Insider Trading: Bad, Insider Buying: Good

Sometimes a stock is so hot that you want to buy it wherever you can, as soon as you can, because it’s not going to go lower anytime soon. If you see insiders buying the stock when it’s at a 52-week high, that’s a clear sign that you want in, Cramer says. It’s rare, and it’s the exception rather than the rule, but pay attention when it happens. When insiders buy at the high, it’s a pretty good indication of their confidence in the business – and who knows the business better than the people running it?

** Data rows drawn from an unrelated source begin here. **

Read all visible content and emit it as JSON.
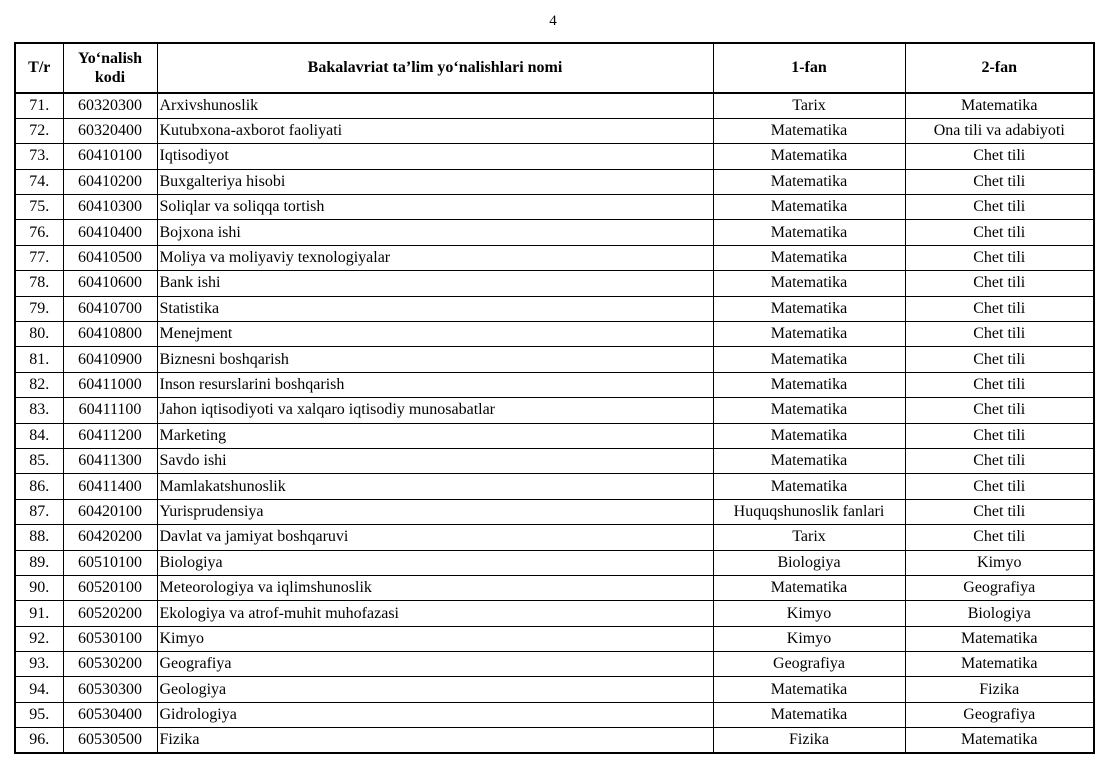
{
  "page": {
    "number": "4"
  },
  "colors": {
    "text": "#000000",
    "background": "#ffffff",
    "border": "#000000"
  },
  "table": {
    "headers": {
      "num": "T/r",
      "code": "Yo‘nalish kodi",
      "name": "Bakalavriat ta’lim yo‘nalishlari nomi",
      "fan1": "1-fan",
      "fan2": "2-fan"
    },
    "rows": [
      {
        "num": "71.",
        "code": "60320300",
        "name": "Arxivshunoslik",
        "fan1": "Tarix",
        "fan2": "Matematika"
      },
      {
        "num": "72.",
        "code": "60320400",
        "name": "Kutubxona-axborot faoliyati",
        "fan1": "Matematika",
        "fan2": "Ona tili va adabiyoti"
      },
      {
        "num": "73.",
        "code": "60410100",
        "name": "Iqtisodiyot",
        "fan1": "Matematika",
        "fan2": "Chet tili"
      },
      {
        "num": "74.",
        "code": "60410200",
        "name": "Buxgalteriya hisobi",
        "fan1": "Matematika",
        "fan2": "Chet tili"
      },
      {
        "num": "75.",
        "code": "60410300",
        "name": "Soliqlar va soliqqa tortish",
        "fan1": "Matematika",
        "fan2": "Chet tili"
      },
      {
        "num": "76.",
        "code": "60410400",
        "name": "Bojxona ishi",
        "fan1": "Matematika",
        "fan2": "Chet tili"
      },
      {
        "num": "77.",
        "code": "60410500",
        "name": "Moliya va moliyaviy texnologiyalar",
        "fan1": "Matematika",
        "fan2": "Chet tili"
      },
      {
        "num": "78.",
        "code": "60410600",
        "name": "Bank ishi",
        "fan1": "Matematika",
        "fan2": "Chet tili"
      },
      {
        "num": "79.",
        "code": "60410700",
        "name": "Statistika",
        "fan1": "Matematika",
        "fan2": "Chet tili"
      },
      {
        "num": "80.",
        "code": "60410800",
        "name": "Menejment",
        "fan1": "Matematika",
        "fan2": "Chet tili"
      },
      {
        "num": "81.",
        "code": "60410900",
        "name": "Biznesni boshqarish",
        "fan1": "Matematika",
        "fan2": "Chet tili"
      },
      {
        "num": "82.",
        "code": "60411000",
        "name": "Inson resurslarini boshqarish",
        "fan1": "Matematika",
        "fan2": "Chet tili"
      },
      {
        "num": "83.",
        "code": "60411100",
        "name": "Jahon iqtisodiyoti va xalqaro iqtisodiy munosabatlar",
        "fan1": "Matematika",
        "fan2": "Chet tili"
      },
      {
        "num": "84.",
        "code": "60411200",
        "name": "Marketing",
        "fan1": "Matematika",
        "fan2": "Chet tili"
      },
      {
        "num": "85.",
        "code": "60411300",
        "name": "Savdo ishi",
        "fan1": "Matematika",
        "fan2": "Chet tili"
      },
      {
        "num": "86.",
        "code": "60411400",
        "name": "Mamlakatshunoslik",
        "fan1": "Matematika",
        "fan2": "Chet tili"
      },
      {
        "num": "87.",
        "code": "60420100",
        "name": "Yurisprudensiya",
        "fan1": "Huquqshunoslik fanlari",
        "fan2": "Chet tili"
      },
      {
        "num": "88.",
        "code": "60420200",
        "name": "Davlat va jamiyat boshqaruvi",
        "fan1": "Tarix",
        "fan2": "Chet tili"
      },
      {
        "num": "89.",
        "code": "60510100",
        "name": "Biologiya",
        "fan1": "Biologiya",
        "fan2": "Kimyo"
      },
      {
        "num": "90.",
        "code": "60520100",
        "name": "Meteorologiya va iqlimshunoslik",
        "fan1": "Matematika",
        "fan2": "Geografiya"
      },
      {
        "num": "91.",
        "code": "60520200",
        "name": "Ekologiya va atrof-muhit muhofazasi",
        "fan1": "Kimyo",
        "fan2": "Biologiya"
      },
      {
        "num": "92.",
        "code": "60530100",
        "name": "Kimyo",
        "fan1": "Kimyo",
        "fan2": "Matematika"
      },
      {
        "num": "93.",
        "code": "60530200",
        "name": "Geografiya",
        "fan1": "Geografiya",
        "fan2": "Matematika"
      },
      {
        "num": "94.",
        "code": "60530300",
        "name": "Geologiya",
        "fan1": "Matematika",
        "fan2": "Fizika"
      },
      {
        "num": "95.",
        "code": "60530400",
        "name": "Gidrologiya",
        "fan1": "Matematika",
        "fan2": "Geografiya"
      },
      {
        "num": "96.",
        "code": "60530500",
        "name": "Fizika",
        "fan1": "Fizika",
        "fan2": "Matematika"
      }
    ]
  }
}
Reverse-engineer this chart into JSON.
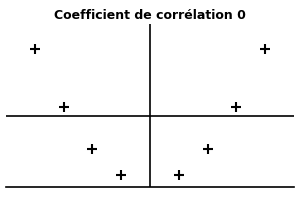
{
  "title": "Coefficient de corrélation 0",
  "title_fontsize": 9,
  "title_fontweight": "bold",
  "x_values": [
    -4,
    -3,
    -2,
    -1,
    1,
    2,
    3,
    4
  ],
  "y_values": [
    16,
    9,
    4,
    1,
    1,
    4,
    9,
    16
  ],
  "marker": "+",
  "marker_size": 7,
  "marker_color": "black",
  "marker_linewidth": 1.5,
  "xlim": [
    -5,
    5
  ],
  "ylim": [
    -0.5,
    19
  ],
  "regression_y": 8.0,
  "regression_color": "black",
  "regression_linewidth": 1.2,
  "vline_x": 0,
  "vline_color": "black",
  "vline_linewidth": 1.2,
  "bg_color": "white"
}
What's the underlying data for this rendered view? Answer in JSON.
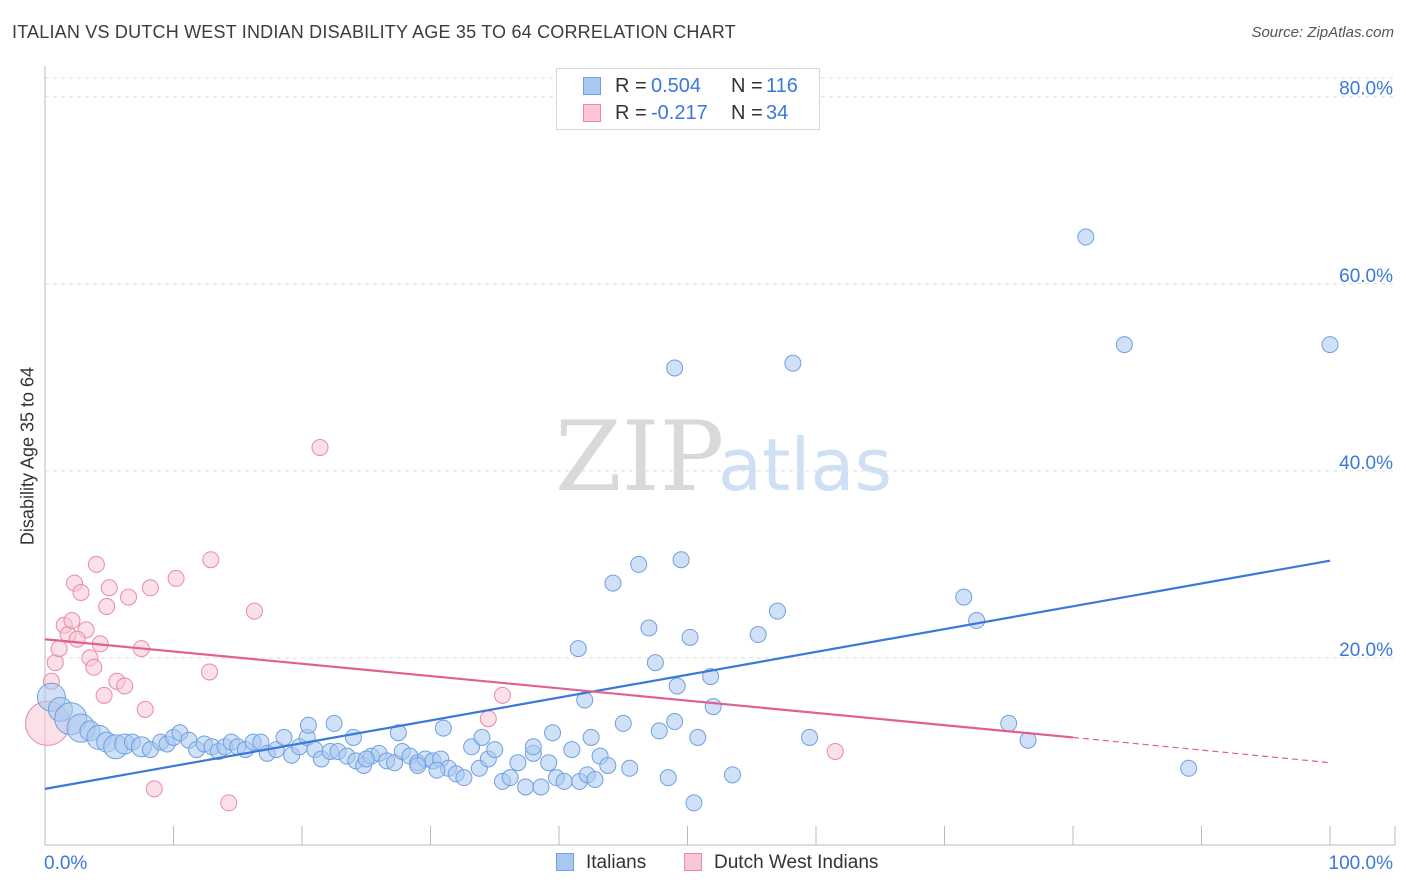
{
  "title": "ITALIAN VS DUTCH WEST INDIAN DISABILITY AGE 35 TO 64 CORRELATION CHART",
  "source": "Source: ZipAtlas.com",
  "watermark": {
    "zip": "ZIP",
    "atlas": "atlas"
  },
  "legend_top": {
    "r_label": "R =",
    "n_label": "N =",
    "rows": [
      {
        "r": "0.504",
        "n": "116",
        "color": "#a9c8f0",
        "border": "#6fa0e0"
      },
      {
        "r": "-0.217",
        "n": "34",
        "color": "#f8c6d4",
        "border": "#e98aa8"
      }
    ]
  },
  "legend_bottom": [
    {
      "label": "Italians",
      "color": "#a9c8f0",
      "border": "#6fa0e0"
    },
    {
      "label": "Dutch West Indians",
      "color": "#f8c6d4",
      "border": "#e98aa8"
    }
  ],
  "chart_data": {
    "type": "scatter",
    "title": "ITALIAN VS DUTCH WEST INDIAN DISABILITY AGE 35 TO 64 CORRELATION CHART",
    "xlabel": "",
    "ylabel": "Disability Age 35 to 64",
    "xlim": [
      0,
      100
    ],
    "ylim": [
      0,
      82
    ],
    "x_tick_labels": [
      "0.0%",
      "100.0%"
    ],
    "y_ticks": [
      20,
      40,
      60,
      80
    ],
    "y_tick_labels": [
      "20.0%",
      "40.0%",
      "60.0%",
      "80.0%"
    ],
    "grid": true,
    "legend_position": "top-center",
    "colors": {
      "italians": "#3b78d8",
      "italians_fill": "#a9c8f0",
      "dwi": "#e0608f",
      "dwi_fill": "#f8c6d4"
    },
    "series": [
      {
        "name": "Italians",
        "trend": {
          "x": [
            0,
            100
          ],
          "y": [
            6.0,
            30.4
          ]
        },
        "points": [
          [
            0.5,
            15.8,
            14
          ],
          [
            1.2,
            14.5,
            12
          ],
          [
            2,
            13.5,
            16
          ],
          [
            2.8,
            12.5,
            14
          ],
          [
            3.5,
            12.2,
            10
          ],
          [
            4.2,
            11.5,
            12
          ],
          [
            4.8,
            11.0,
            10
          ],
          [
            5.5,
            10.5,
            12
          ],
          [
            6.2,
            10.8,
            10
          ],
          [
            6.8,
            11.0,
            8
          ],
          [
            7.5,
            10.5,
            10
          ],
          [
            8.2,
            10.2,
            8
          ],
          [
            9,
            11.0,
            8
          ],
          [
            9.5,
            10.8,
            8
          ],
          [
            10,
            11.5,
            8
          ],
          [
            10.5,
            12.0,
            8
          ],
          [
            11.2,
            11.2,
            8
          ],
          [
            11.8,
            10.2,
            8
          ],
          [
            12.4,
            10.8,
            8
          ],
          [
            13,
            10.5,
            8
          ],
          [
            13.5,
            10.0,
            8
          ],
          [
            14,
            10.5,
            8
          ],
          [
            14.5,
            11.0,
            8
          ],
          [
            15,
            10.5,
            8
          ],
          [
            15.6,
            10.2,
            8
          ],
          [
            16.2,
            11.0,
            8
          ],
          [
            16.8,
            11.0,
            8
          ],
          [
            17.3,
            9.8,
            8
          ],
          [
            18,
            10.2,
            8
          ],
          [
            18.6,
            11.5,
            8
          ],
          [
            19.2,
            9.6,
            8
          ],
          [
            19.8,
            10.5,
            8
          ],
          [
            20.4,
            11.5,
            8
          ],
          [
            21,
            10.2,
            8
          ],
          [
            21.5,
            9.2,
            8
          ],
          [
            22.2,
            10.0,
            8
          ],
          [
            22.8,
            10.0,
            8
          ],
          [
            23.5,
            9.5,
            8
          ],
          [
            24.2,
            9.0,
            8
          ],
          [
            24.8,
            8.5,
            8
          ],
          [
            25.4,
            9.5,
            8
          ],
          [
            26,
            9.8,
            8
          ],
          [
            26.6,
            9.0,
            8
          ],
          [
            27.2,
            8.8,
            8
          ],
          [
            27.8,
            10.0,
            8
          ],
          [
            28.4,
            9.5,
            8
          ],
          [
            29,
            8.8,
            8
          ],
          [
            29.6,
            9.2,
            8
          ],
          [
            30.2,
            9.0,
            8
          ],
          [
            30.8,
            9.2,
            8
          ],
          [
            31.4,
            8.2,
            8
          ],
          [
            32,
            7.6,
            8
          ],
          [
            32.6,
            7.2,
            8
          ],
          [
            33.2,
            10.5,
            8
          ],
          [
            33.8,
            8.2,
            8
          ],
          [
            34.5,
            9.2,
            8
          ],
          [
            35,
            10.2,
            8
          ],
          [
            35.6,
            6.8,
            8
          ],
          [
            36.2,
            7.2,
            8
          ],
          [
            36.8,
            8.8,
            8
          ],
          [
            37.4,
            6.2,
            8
          ],
          [
            38,
            9.8,
            8
          ],
          [
            38.6,
            6.2,
            8
          ],
          [
            39.2,
            8.8,
            8
          ],
          [
            39.8,
            7.2,
            8
          ],
          [
            40.4,
            6.8,
            8
          ],
          [
            41,
            10.2,
            8
          ],
          [
            41.6,
            6.8,
            8
          ],
          [
            42.2,
            7.5,
            8
          ],
          [
            42.8,
            7.0,
            8
          ],
          [
            20.5,
            12.8,
            8
          ],
          [
            22.5,
            13.0,
            8
          ],
          [
            24,
            11.5,
            8
          ],
          [
            27.5,
            12.0,
            8
          ],
          [
            31,
            12.5,
            8
          ],
          [
            34,
            11.5,
            8
          ],
          [
            38,
            10.5,
            8
          ],
          [
            39.5,
            12.0,
            8
          ],
          [
            25,
            9.2,
            8
          ],
          [
            29,
            8.5,
            8
          ],
          [
            41.5,
            21.0,
            8
          ],
          [
            42,
            15.5,
            8
          ],
          [
            42.5,
            11.5,
            8
          ],
          [
            43.2,
            9.5,
            8
          ],
          [
            43.8,
            8.5,
            8
          ],
          [
            44.2,
            28.0,
            8
          ],
          [
            45,
            13.0,
            8
          ],
          [
            45.5,
            8.2,
            8
          ],
          [
            46.2,
            30.0,
            8
          ],
          [
            47,
            23.2,
            8
          ],
          [
            47.5,
            19.5,
            8
          ],
          [
            47.8,
            12.2,
            8
          ],
          [
            48.5,
            7.2,
            8
          ],
          [
            49,
            13.2,
            8
          ],
          [
            49.2,
            17.0,
            8
          ],
          [
            49,
            51.0,
            8
          ],
          [
            49.5,
            30.5,
            8
          ],
          [
            50.2,
            22.2,
            8
          ],
          [
            50.8,
            11.5,
            8
          ],
          [
            50.5,
            4.5,
            8
          ],
          [
            51.8,
            18.0,
            8
          ],
          [
            52,
            14.8,
            8
          ],
          [
            53.5,
            7.5,
            8
          ],
          [
            55.5,
            22.5,
            8
          ],
          [
            57,
            25.0,
            8
          ],
          [
            58.2,
            51.5,
            8
          ],
          [
            59.5,
            11.5,
            8
          ],
          [
            71.5,
            26.5,
            8
          ],
          [
            72.5,
            24.0,
            8
          ],
          [
            75,
            13.0,
            8
          ],
          [
            76.5,
            11.2,
            8
          ],
          [
            81,
            65.0,
            8
          ],
          [
            84,
            53.5,
            8
          ],
          [
            89,
            8.2,
            8
          ],
          [
            100,
            53.5,
            8
          ],
          [
            30.5,
            8.0,
            8
          ]
        ]
      },
      {
        "name": "Dutch West Indians",
        "trend": {
          "x": [
            0,
            80
          ],
          "y": [
            22.0,
            11.5
          ]
        },
        "trend_dashed": {
          "x": [
            80,
            100
          ],
          "y": [
            11.5,
            8.8
          ]
        },
        "points": [
          [
            0.2,
            13.0,
            22
          ],
          [
            0.5,
            17.5,
            8
          ],
          [
            0.8,
            19.5,
            8
          ],
          [
            1.1,
            21.0,
            8
          ],
          [
            1.5,
            23.5,
            8
          ],
          [
            1.8,
            22.5,
            8
          ],
          [
            2.1,
            24.0,
            8
          ],
          [
            2.3,
            28.0,
            8
          ],
          [
            2.8,
            27.0,
            8
          ],
          [
            3.2,
            23.0,
            8
          ],
          [
            3.5,
            20.0,
            8
          ],
          [
            3.8,
            19.0,
            8
          ],
          [
            4.0,
            30.0,
            8
          ],
          [
            4.3,
            21.5,
            8
          ],
          [
            4.6,
            16.0,
            8
          ],
          [
            4.8,
            25.5,
            8
          ],
          [
            5.0,
            27.5,
            8
          ],
          [
            5.6,
            17.5,
            8
          ],
          [
            6.2,
            17.0,
            8
          ],
          [
            6.5,
            26.5,
            8
          ],
          [
            7.5,
            21.0,
            8
          ],
          [
            7.8,
            14.5,
            8
          ],
          [
            8.2,
            27.5,
            8
          ],
          [
            8.5,
            6.0,
            8
          ],
          [
            10.2,
            28.5,
            8
          ],
          [
            12.8,
            18.5,
            8
          ],
          [
            12.9,
            30.5,
            8
          ],
          [
            14.3,
            4.5,
            8
          ],
          [
            16.3,
            25.0,
            8
          ],
          [
            21.4,
            42.5,
            8
          ],
          [
            34.5,
            13.5,
            8
          ],
          [
            35.6,
            16.0,
            8
          ],
          [
            61.5,
            10.0,
            8
          ],
          [
            2.5,
            22.0,
            8
          ]
        ]
      }
    ]
  }
}
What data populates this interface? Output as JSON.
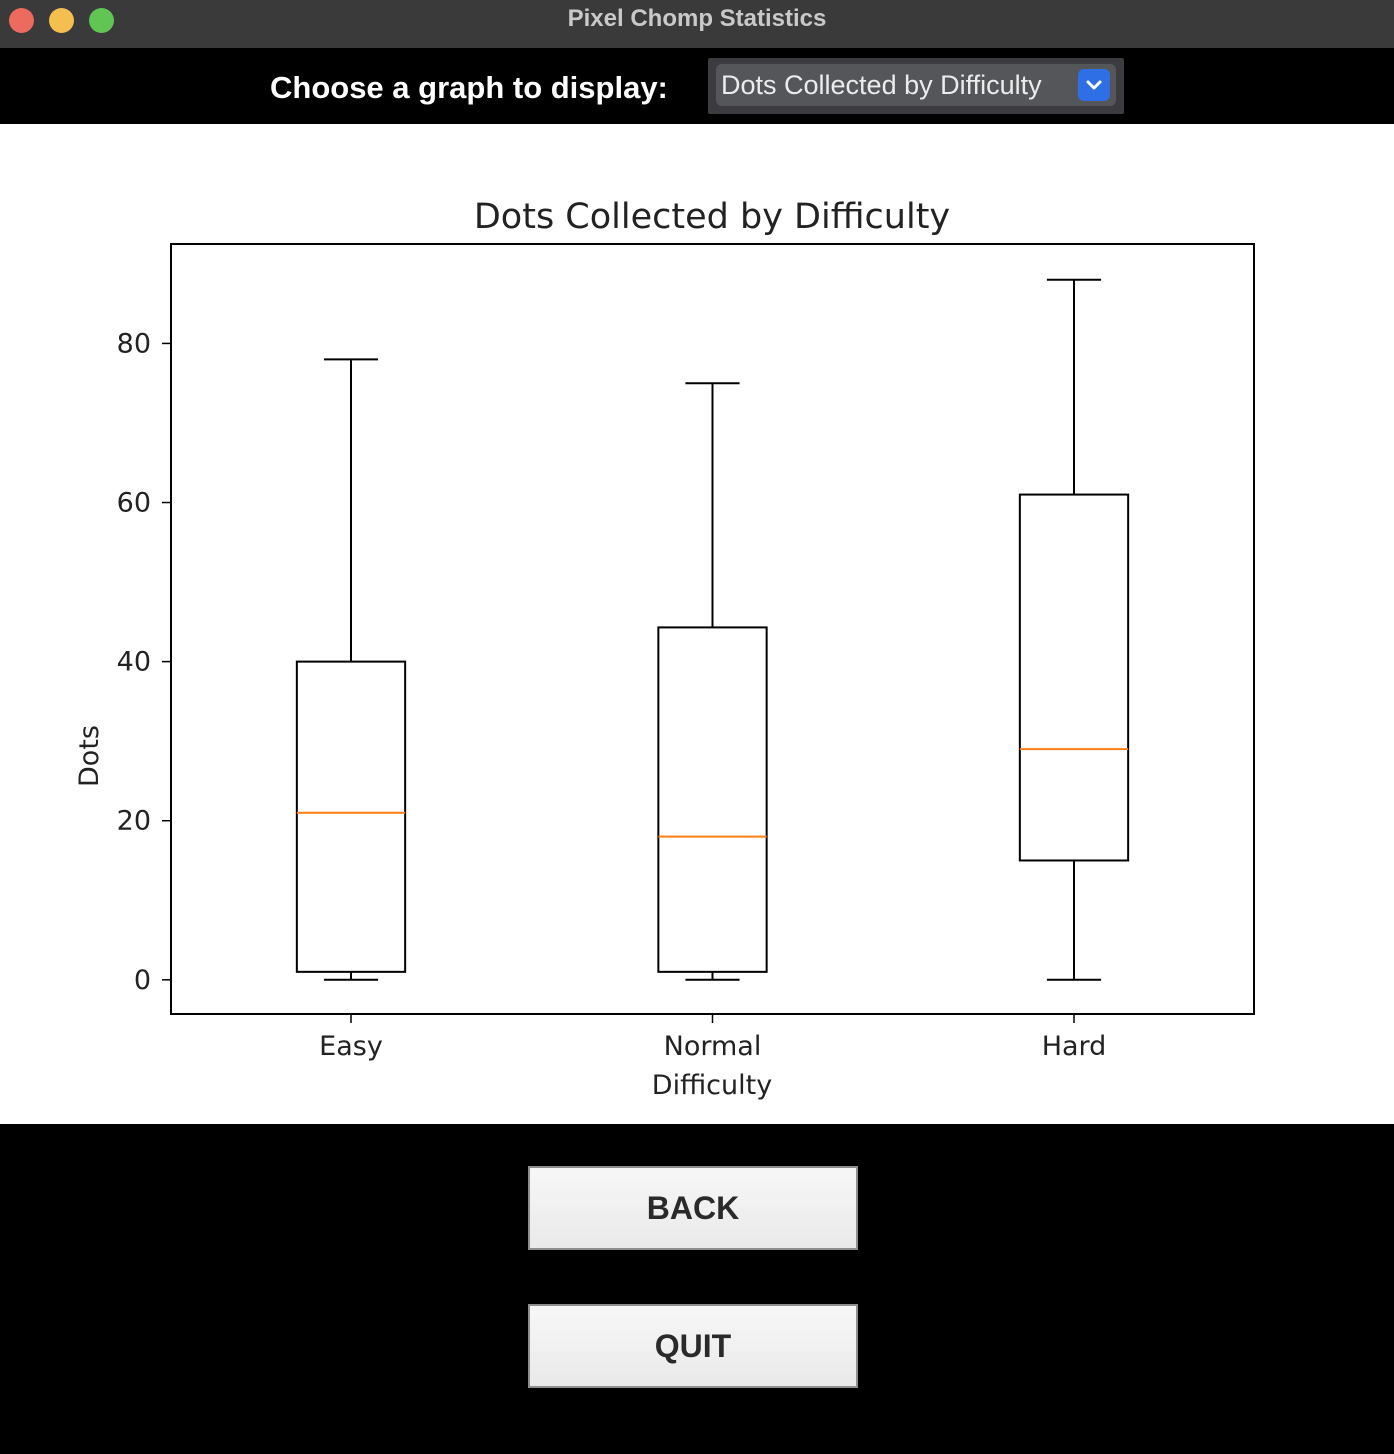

Often, insiders buy small amounts of their stock to give the impression of confidence and to create an illusion that the company is doing better than it actually is. Be weary of this, Cramer says. The way to know if the insider buying is legit is when it’s big. If you see truly colossal insider buying, even if it isn’t at the high, then you should dig deeper. It’s the volume of the insider buying that declares its sincerity. And when an insider buys a truckload of his own stock at its high, it’s definitely arrogant – but it’s bankable. Corporate insiders aren’t going to buy at the high unless they have some unshakeable conviction about their companies. Most investors know to wait for a pullback before pulling the trigger. But when insiders buy high, that generally means they don’t think there’s going to be a pullback. There’s nothing more bullish than that, Cramer says.